21 EATERIE *(eatier E) — i.e. an anagram of ‘the meatier E’ without ‘them’. Not very elegant.
23 POROSE PROSE (with an obsolete definition ‘narrative’) including O.
25 CLOACA CA = roughly (circa); *(coal). A cloaca, by extension from its meaning of ‘sewer’ etc. can mean ‘a sink of moral filth’.
26 OMERS *(Morse). An omer is a Hebrew dry measure containing about 2¼ litres, 0.1 epha; (with cap) the seven-week period between the second day of Passover and the first day of Shavuoth, at the start of which an omer of grain or sheaf of corn is offered as a sacrifice.
28 ANGEL NG in (ale).
30 QUAT Hidden in ‘aquatints’. A dialect word for a pimple.

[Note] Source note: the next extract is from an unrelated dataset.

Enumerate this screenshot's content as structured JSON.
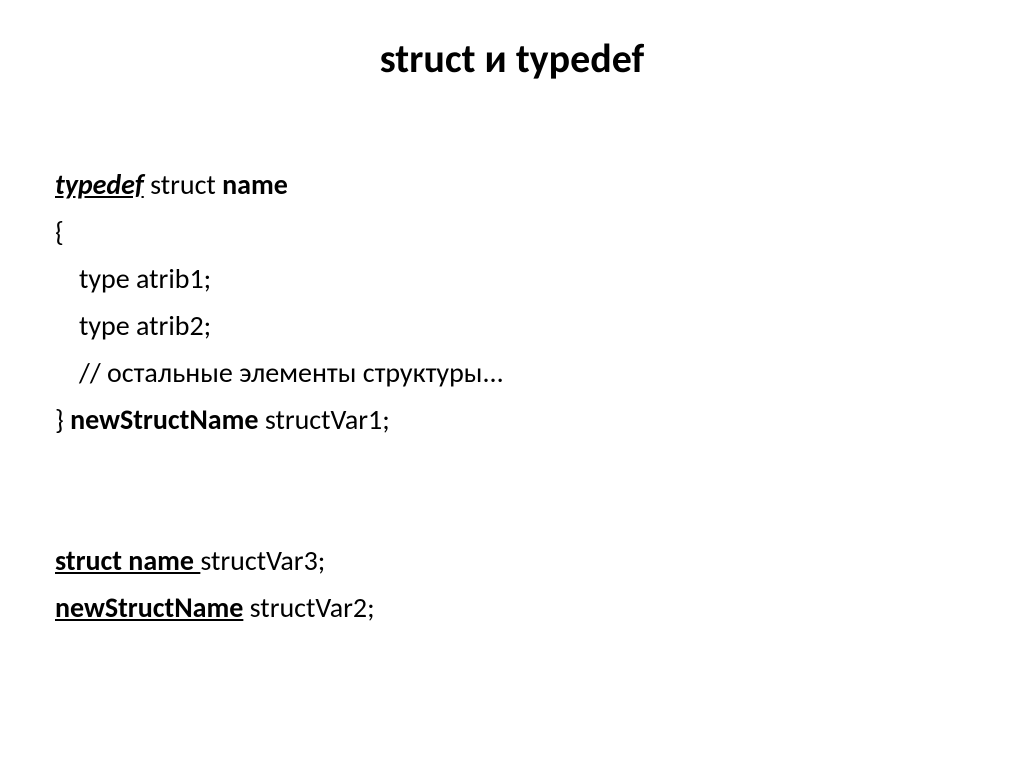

6 Responses to “Azed 1877: Take a bow”

  1. Richard Heald says:

    Wordplay for 10Dn I think is: H (hot) + DRY* + OTHER (additional) + PAY*.

  2. jetdoc says:

    Duh! I did originally get this (honestly!) but couldn’t get it a week later. Senility of rapid onset.

  3. rightback says:

    Agreed that this was easier than usual – it took about half the time I’d usually expect to spend on an Azed, although I only do it infrequently – but I had ‘rife’ for RYFE, which was probably avoidable: ‘liquor once’ = RIE was a possible interpretation but I should have realised that if ‘rie’ were a word I’d have known it. I guessed CABALETTAS via ‘cabal’ (no link whatsoever, it transpires).

  4. Bridgesong says:

    BENAME is from bIen-aIme (well-beloved), not bien amie

  5. Andrew says:

    Jetdoc – this post isn’t categorised, so it doesn’t show up in the Azed section.

    Definitely one of the easiest Azeds for a long time – I rattled through it in what seemed like no time at all.

    Interesting coincidence that EATERIE – with the same unusual spelling – also occured in Azed 1876, though with a totally different clue. I rather liked the clue in this one – as well as having a definition plus composite anagram, the whole surface reads as a kind of &lit: EATERIE being an American thing, it doesn’t serve English chops.

  6. jetdoc says:

    Thanks, Andrew. My internet connection managed to function at an acceptable speed for long enough for me to remedy that. The ‘category’ boxes are now right down the screen, and easy to forget.

    I agree that there’s a kind of &lit in EATERIE, but I thought the composite anagram was not one of Azed’s best.